WordPress? Tumblr? Posterous? Joomla?
WordPress? Tumblr? Posterous? Joomla?

WordPress? Tumblr? Posterous? Joomla?

A few more days into the project and we are faced with the ‘which platform’ decision. WordPress (which I use for my own blog) is IHMO excellent. It provides a wide range of themes, plugins, widgets and more. The initial set up seems to require some serious planning and the value of that planning only comes to fruition when content has been added. It is a fairly straightforward writing tool that is then perhaps compliicationed by categories, tags, pages, Is this the best platform for teachers new to blogging.

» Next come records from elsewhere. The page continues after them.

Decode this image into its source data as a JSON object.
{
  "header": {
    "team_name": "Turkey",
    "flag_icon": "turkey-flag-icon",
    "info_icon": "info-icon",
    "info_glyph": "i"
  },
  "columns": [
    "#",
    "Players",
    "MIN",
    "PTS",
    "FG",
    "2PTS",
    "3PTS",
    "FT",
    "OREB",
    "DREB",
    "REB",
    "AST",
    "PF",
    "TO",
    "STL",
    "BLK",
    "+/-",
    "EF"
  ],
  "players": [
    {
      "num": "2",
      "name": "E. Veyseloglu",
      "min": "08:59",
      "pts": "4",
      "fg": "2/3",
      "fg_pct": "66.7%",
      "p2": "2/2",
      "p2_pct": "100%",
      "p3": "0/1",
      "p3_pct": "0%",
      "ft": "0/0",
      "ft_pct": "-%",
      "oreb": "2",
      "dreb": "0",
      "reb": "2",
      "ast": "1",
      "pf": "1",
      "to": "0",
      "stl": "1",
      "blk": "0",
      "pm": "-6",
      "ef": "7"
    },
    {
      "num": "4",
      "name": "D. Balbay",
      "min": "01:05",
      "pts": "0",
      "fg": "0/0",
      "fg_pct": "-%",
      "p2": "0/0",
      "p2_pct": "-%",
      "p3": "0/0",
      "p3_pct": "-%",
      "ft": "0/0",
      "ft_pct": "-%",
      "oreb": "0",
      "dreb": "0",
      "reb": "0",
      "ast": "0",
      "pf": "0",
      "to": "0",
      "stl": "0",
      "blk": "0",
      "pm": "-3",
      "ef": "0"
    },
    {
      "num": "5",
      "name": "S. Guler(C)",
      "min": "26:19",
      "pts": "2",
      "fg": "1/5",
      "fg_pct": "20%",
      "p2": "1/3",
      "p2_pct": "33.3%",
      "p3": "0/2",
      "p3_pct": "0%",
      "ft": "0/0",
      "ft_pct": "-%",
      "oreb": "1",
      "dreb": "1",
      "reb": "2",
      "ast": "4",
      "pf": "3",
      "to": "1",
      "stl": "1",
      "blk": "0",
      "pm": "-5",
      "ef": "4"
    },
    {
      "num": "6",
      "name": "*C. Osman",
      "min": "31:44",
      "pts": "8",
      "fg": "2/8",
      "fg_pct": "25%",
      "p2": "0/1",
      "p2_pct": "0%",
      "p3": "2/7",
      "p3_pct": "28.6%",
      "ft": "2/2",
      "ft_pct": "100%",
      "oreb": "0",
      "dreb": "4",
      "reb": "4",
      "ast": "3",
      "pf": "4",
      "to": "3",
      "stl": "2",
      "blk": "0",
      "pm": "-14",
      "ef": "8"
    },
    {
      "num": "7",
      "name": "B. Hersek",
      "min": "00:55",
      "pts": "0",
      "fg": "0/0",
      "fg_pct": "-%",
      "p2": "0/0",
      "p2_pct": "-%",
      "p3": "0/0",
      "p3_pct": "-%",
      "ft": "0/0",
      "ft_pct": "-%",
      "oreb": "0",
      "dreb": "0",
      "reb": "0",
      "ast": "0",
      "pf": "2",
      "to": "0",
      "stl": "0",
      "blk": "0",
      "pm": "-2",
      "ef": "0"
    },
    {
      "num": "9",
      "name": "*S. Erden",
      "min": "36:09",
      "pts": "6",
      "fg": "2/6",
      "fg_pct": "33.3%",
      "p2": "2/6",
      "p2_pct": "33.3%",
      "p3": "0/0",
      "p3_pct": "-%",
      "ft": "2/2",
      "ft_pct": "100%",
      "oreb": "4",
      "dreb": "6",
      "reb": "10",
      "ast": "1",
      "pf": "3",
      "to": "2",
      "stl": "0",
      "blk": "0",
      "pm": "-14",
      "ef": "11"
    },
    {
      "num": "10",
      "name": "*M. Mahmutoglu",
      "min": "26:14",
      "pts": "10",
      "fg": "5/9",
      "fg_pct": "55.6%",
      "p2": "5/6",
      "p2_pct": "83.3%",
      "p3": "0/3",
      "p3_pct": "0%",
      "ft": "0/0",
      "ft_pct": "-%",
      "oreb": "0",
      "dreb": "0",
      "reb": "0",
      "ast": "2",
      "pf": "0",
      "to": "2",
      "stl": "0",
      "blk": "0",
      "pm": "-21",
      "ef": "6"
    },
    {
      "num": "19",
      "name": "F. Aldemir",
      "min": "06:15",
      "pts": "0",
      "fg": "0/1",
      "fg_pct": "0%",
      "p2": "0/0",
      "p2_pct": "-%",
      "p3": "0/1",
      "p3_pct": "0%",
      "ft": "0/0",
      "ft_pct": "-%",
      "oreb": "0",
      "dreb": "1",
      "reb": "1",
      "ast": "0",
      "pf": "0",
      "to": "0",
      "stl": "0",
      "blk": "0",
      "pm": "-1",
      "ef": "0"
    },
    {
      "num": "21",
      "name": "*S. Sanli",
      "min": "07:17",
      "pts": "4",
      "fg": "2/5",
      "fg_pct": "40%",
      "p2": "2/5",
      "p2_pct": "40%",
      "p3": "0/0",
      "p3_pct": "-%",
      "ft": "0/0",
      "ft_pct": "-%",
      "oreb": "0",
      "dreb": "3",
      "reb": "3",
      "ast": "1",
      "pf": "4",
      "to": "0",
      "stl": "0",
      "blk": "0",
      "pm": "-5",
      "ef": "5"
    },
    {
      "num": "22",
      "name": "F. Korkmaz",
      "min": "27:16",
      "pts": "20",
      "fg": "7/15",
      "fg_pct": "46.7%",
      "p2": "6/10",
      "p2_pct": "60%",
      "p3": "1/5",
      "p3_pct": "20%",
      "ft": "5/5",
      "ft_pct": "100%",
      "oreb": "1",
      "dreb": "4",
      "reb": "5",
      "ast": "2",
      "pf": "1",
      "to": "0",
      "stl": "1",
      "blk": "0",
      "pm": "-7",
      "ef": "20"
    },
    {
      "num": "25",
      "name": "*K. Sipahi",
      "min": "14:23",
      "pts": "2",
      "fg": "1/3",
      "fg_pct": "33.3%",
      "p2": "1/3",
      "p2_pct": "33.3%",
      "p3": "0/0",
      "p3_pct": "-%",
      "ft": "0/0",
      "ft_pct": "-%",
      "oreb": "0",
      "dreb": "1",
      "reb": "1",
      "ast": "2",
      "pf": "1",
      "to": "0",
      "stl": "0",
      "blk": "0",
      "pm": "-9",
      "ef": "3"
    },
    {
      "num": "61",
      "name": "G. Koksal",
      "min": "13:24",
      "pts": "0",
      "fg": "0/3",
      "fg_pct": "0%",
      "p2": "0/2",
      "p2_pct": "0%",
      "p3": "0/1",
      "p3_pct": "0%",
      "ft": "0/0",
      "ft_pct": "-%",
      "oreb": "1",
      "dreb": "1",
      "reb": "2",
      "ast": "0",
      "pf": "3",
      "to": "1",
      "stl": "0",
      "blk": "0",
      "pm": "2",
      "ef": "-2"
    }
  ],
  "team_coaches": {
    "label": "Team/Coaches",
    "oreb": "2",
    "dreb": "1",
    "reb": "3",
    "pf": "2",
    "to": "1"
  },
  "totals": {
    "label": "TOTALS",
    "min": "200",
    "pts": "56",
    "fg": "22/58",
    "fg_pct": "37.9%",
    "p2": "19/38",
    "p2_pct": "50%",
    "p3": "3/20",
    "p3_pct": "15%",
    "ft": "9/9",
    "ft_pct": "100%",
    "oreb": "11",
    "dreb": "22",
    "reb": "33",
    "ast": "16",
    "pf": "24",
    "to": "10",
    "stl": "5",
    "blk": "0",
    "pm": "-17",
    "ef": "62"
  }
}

This conversation led us to review first, tumblr second, Posterous. Many moons ago, Tumblr was one the first blogging platform I used. It was a very intutitive piece of webware but I grew in confidence, I moved on other tools. In contrast to WordPress, Tumblrs user interface is very simple – a great starting point.

7 simple options for 7 simple posts. A couple of features I like, you can embed a Tumblr, so the potential for tumblrof the week on the school website is possible. Of course there is an APP for that and you can submit posts via email and aggregate tumblr posts to a Twitter or facebook feed (not that we use eother here at Hamble College, yet). Tumblr can be customised and pointed at your own domain (see Stuartridout.com for IT inspiration).

Next much in the news Posterous, apparently ‘Waging war on WordPress.’ I have spent half an hour setting up KristianStill.posterous and in all fairness, it is fairly straight forward. There is a lot of social connectivity, but I am not sure that all the features are needed or wil be employed by the staff. What I do like is the ability to add contributors.

Finally, our E-Resources Manager is keen to look at a centralised Joomla installation. He would like to investigate a tool where staff merely edit the front end and display articles. This way all blogs will be on ht eone site, rather than many sites connected on a blog roll.